Now, in a separate script (earthquake_tracker/streamlit.py), let's use Streamlit to create a real-time dashboard from the data in Postgres. We use a separate script because Streamlit re-runs its entire script each time it's viewed.

First, let's do imports and configure Streamlit with a title and some custom CSS.

import os
import pandas as pd
import plotly.express as px
import streamlit as st
from schema import earthquake_tracker
from sqlalchemy import create_engine, desc, select

st.set_page_config(page_title="DBOS Earthquake Tracker", layout="wide")
st.markdown(
    """
        <style>
            #MainMenu {visibility: hidden;}
            header {visibility: hidden;}
        </style>
        """,
    unsafe_allow_html=True,
)
st.title("🌎 Earthquake Tracker")
st.markdown(
    "This app uses DBOS to stream earthquake data from the USGS into Postgres and displays it using Streamlit."
)

Next, let's read the most recent 10000 earthquakes in Postgres into a pandas dataframe. We'll also do some transformations to the dataframe to make it more human-readable, such as transforming UNIX epoch timestamps into Python datetimes.

def load_data():
    database_url = os.environ.get("DBOS_DATABASE_URL", "postgresql+psycopg://postgres:dbos@localhost:5432/earthquake_tracker?connect_timeout=5")
    engine = create_engine(database_url)
    query = (
        select(earthquake_tracker)
        .order_by(desc(earthquake_tracker.c.timestamp))
        .limit(10000)
    )
    df = pd.read_sql(query, engine)
    df["timestamp"] = pd.to_numeric(df["timestamp"], errors="coerce")
    df["timestamp"] = pd.to_datetime(df["timestamp"], unit="ms")
    df = df.rename(
        columns={
            "timestamp": "UTC Timestamp",
            "magnitude": "Magnitude",
            "place": "Place",
        }
    )
    return df.drop(columns=["id"])


df = load_data()

Now, let's display our data using Streamlit. We'll add a magnitude selector slider in a sidebar:

with st.sidebar:
    st.header("Filters")
    min_magnitude = st.slider(
        "Minimum Magnitude",
        float(df["Magnitude"].min()),
        float(df["Magnitude"].max()),
        float(df["Magnitude"].min()),
    )
filtered_df = df[(df["Magnitude"] >= min_magnitude)]
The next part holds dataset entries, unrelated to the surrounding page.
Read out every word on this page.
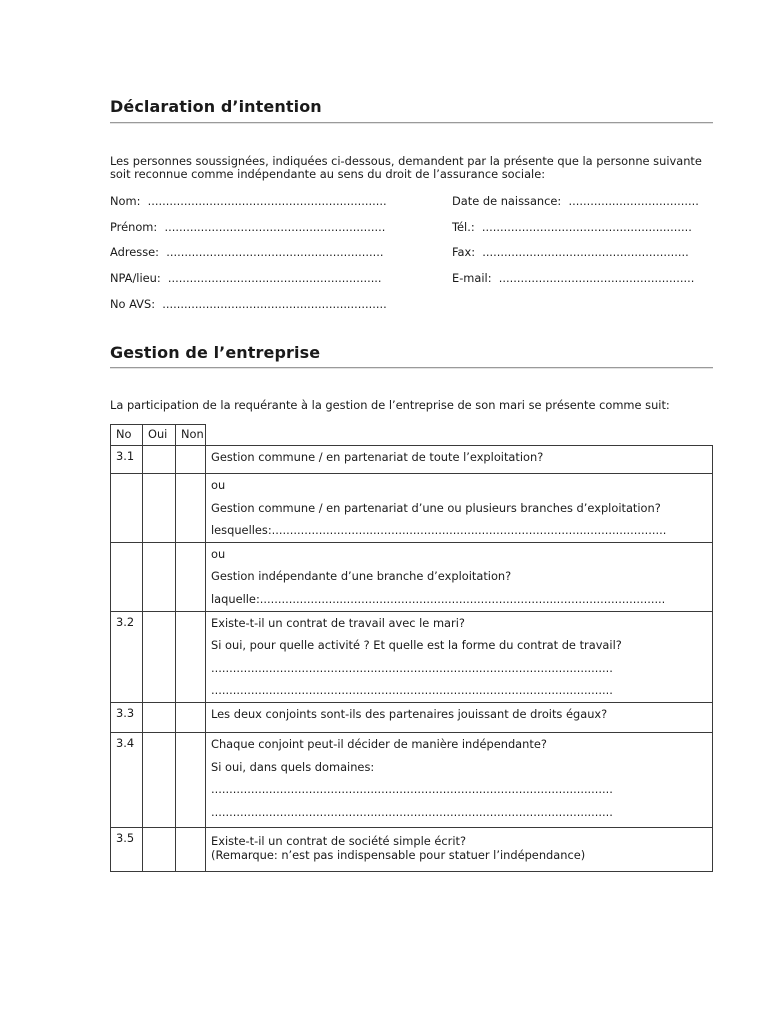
Déclaration d’intention
Les personnes soussignées, indiquées ci-dessous, demandent par la présente que la personne suivante
soit reconnue comme indépendante au sens du droit de l’assurance sociale:
Nom:  ..................................................................
Prénom:  .............................................................
Adresse:  ............................................................
NPA/lieu:  ...........................................................
No AVS:  ..............................................................
Date de naissance:  ....................................
Tél.:  ..........................................................
Fax:  .........................................................
E-mail:  ......................................................
Gestion de l’entreprise
La participation de la requérante à la gestion de l’entreprise de son mari se présente comme suit:
No	Oui	Non	

3.1			Gestion commune / en partenariat de toute l’exploitation?

			ou
Gestion commune / en partenariat d’une ou plusieurs branches d’exploitation?
lesquelles:.............................................................................................................

			ou
Gestion indépendante d’une branche d’exploitation?
laquelle:................................................................................................................

3.2			Existe-t-il un contrat de travail avec le mari?
Si oui, pour quelle activité ? Et quelle est la forme du contrat de travail?
...............................................................................................................
...............................................................................................................

3.3			Les deux conjoints sont-ils des partenaires jouissant de droits égaux?

3.4			Chaque conjoint peut-il décider de manière indépendante?
Si oui, dans quels domaines:
...............................................................................................................
...............................................................................................................

3.5			Existe-t-il un contrat de société simple écrit?
(Remarque: n’est pas indispensable pour statuer l’indépendance)
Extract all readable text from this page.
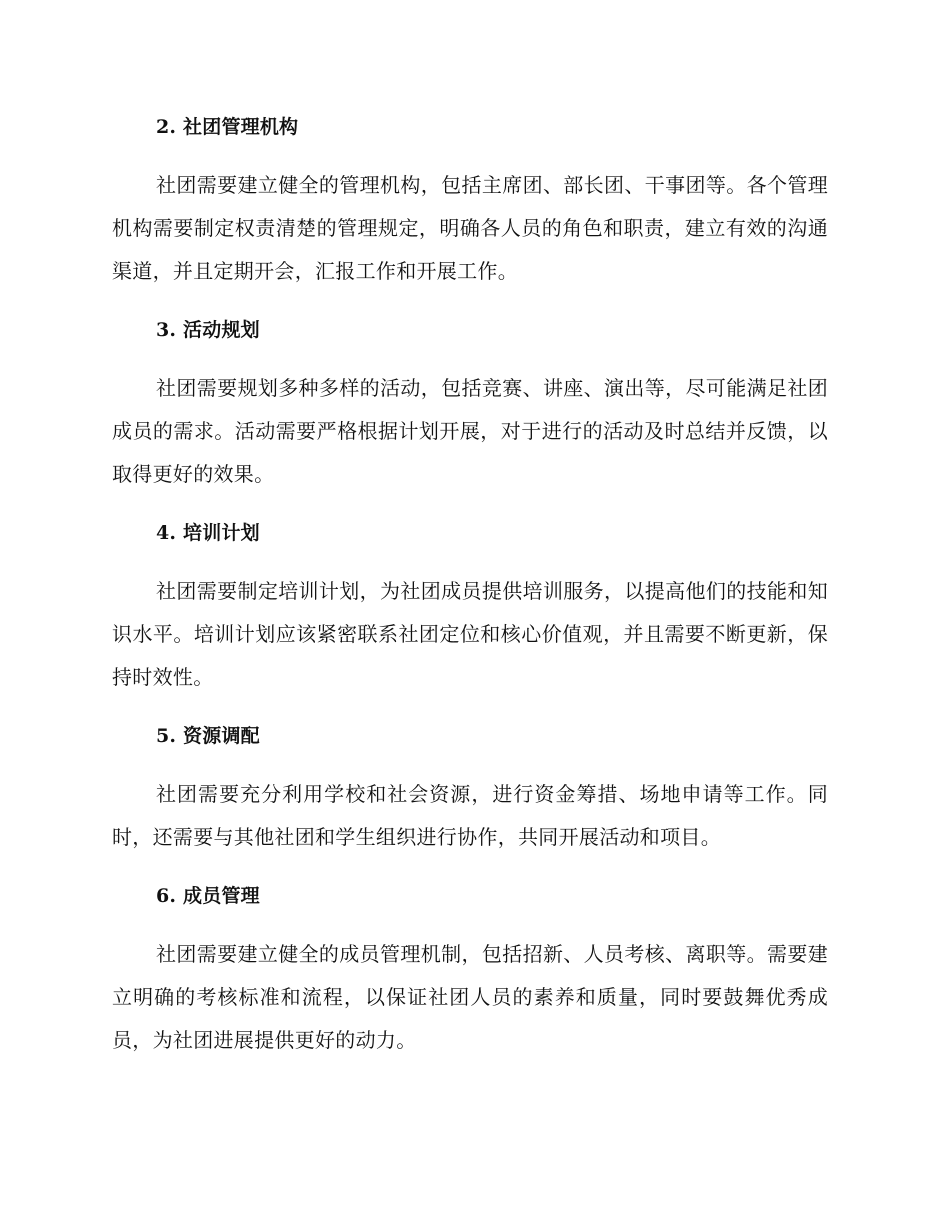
2. 社团管理机构

社团需要建立健全的管理机构，包括主席团、部长团、干事团等。各个管理机构需要制定权责清楚的管理规定，明确各人员的角色和职责，建立有效的沟通渠道，并且定期开会，汇报工作和开展工作。

3. 活动规划

社团需要规划多种多样的活动，包括竞赛、讲座、演出等，尽可能满足社团成员的需求。活动需要严格根据计划开展，对于进行的活动及时总结并反馈，以取得更好的效果。

4. 培训计划

社团需要制定培训计划，为社团成员提供培训服务，以提高他们的技能和知识水平。培训计划应该紧密联系社团定位和核心价值观，并且需要不断更新，保持时效性。

5. 资源调配

社团需要充分利用学校和社会资源，进行资金筹措、场地申请等工作。同时，还需要与其他社团和学生组织进行协作，共同开展活动和项目。

6. 成员管理

社团需要建立健全的成员管理机制，包括招新、人员考核、离职等。需要建立明确的考核标准和流程，以保证社团人员的素养和质量，同时要鼓舞优秀成员，为社团进展提供更好的动力。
In side-by-side columns, let's display the magnitude distribution and summary statistics of the earthquakes:

col1, col2 = st.columns([2, 1])
with col1:
    st.subheader("📊 Magnitude Distribution")
    fig = px.histogram(
        filtered_df, x="Magnitude", nbins=20, color_discrete_sequence=["#4CAF50"]
    )
    fig.update_layout(xaxis_title="Magnitude", yaxis_title="Count", bargap=0.1)
    st.plotly_chart(fig, use_container_width=True)
with col2:
    st.subheader("📈 Summary Statistics")
    total_earthquakes = len(filtered_df)
    avg_magnitude = filtered_df["Magnitude"].mean()
    max_magnitude = filtered_df["Magnitude"].max()
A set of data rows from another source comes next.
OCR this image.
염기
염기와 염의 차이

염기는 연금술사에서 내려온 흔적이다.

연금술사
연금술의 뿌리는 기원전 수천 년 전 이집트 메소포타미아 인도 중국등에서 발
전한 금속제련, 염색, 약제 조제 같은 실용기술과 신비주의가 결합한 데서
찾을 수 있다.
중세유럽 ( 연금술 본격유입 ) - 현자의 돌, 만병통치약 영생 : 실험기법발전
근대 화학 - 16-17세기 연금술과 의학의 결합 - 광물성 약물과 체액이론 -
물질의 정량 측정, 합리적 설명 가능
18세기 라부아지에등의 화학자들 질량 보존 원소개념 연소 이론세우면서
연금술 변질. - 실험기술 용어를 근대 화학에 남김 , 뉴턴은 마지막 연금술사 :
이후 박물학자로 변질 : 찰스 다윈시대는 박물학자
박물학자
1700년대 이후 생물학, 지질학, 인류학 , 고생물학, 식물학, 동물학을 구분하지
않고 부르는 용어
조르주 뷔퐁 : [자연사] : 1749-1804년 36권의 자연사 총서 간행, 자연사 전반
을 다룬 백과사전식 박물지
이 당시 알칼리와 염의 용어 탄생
    st.metric("Total Earthquakes", f"{total_earthquakes:,}")
    st.metric("Average Magnitude", f"{avg_magnitude:.2f}")
    st.metric("Max Magnitude", f"{max_magnitude:.2f}")

Finally, let's add a sortable data table with all the raw earthquake data:

st.dataframe(filtered_df, use_container_width=True)

Try it Yourself!

Clone and enter the dbos-demo-apps repository:

git clone https://github.com/dbos-inc/dbos-demo-apps.git
cd python/earthquake-tracker

Then follow the instructions in the README to run the app.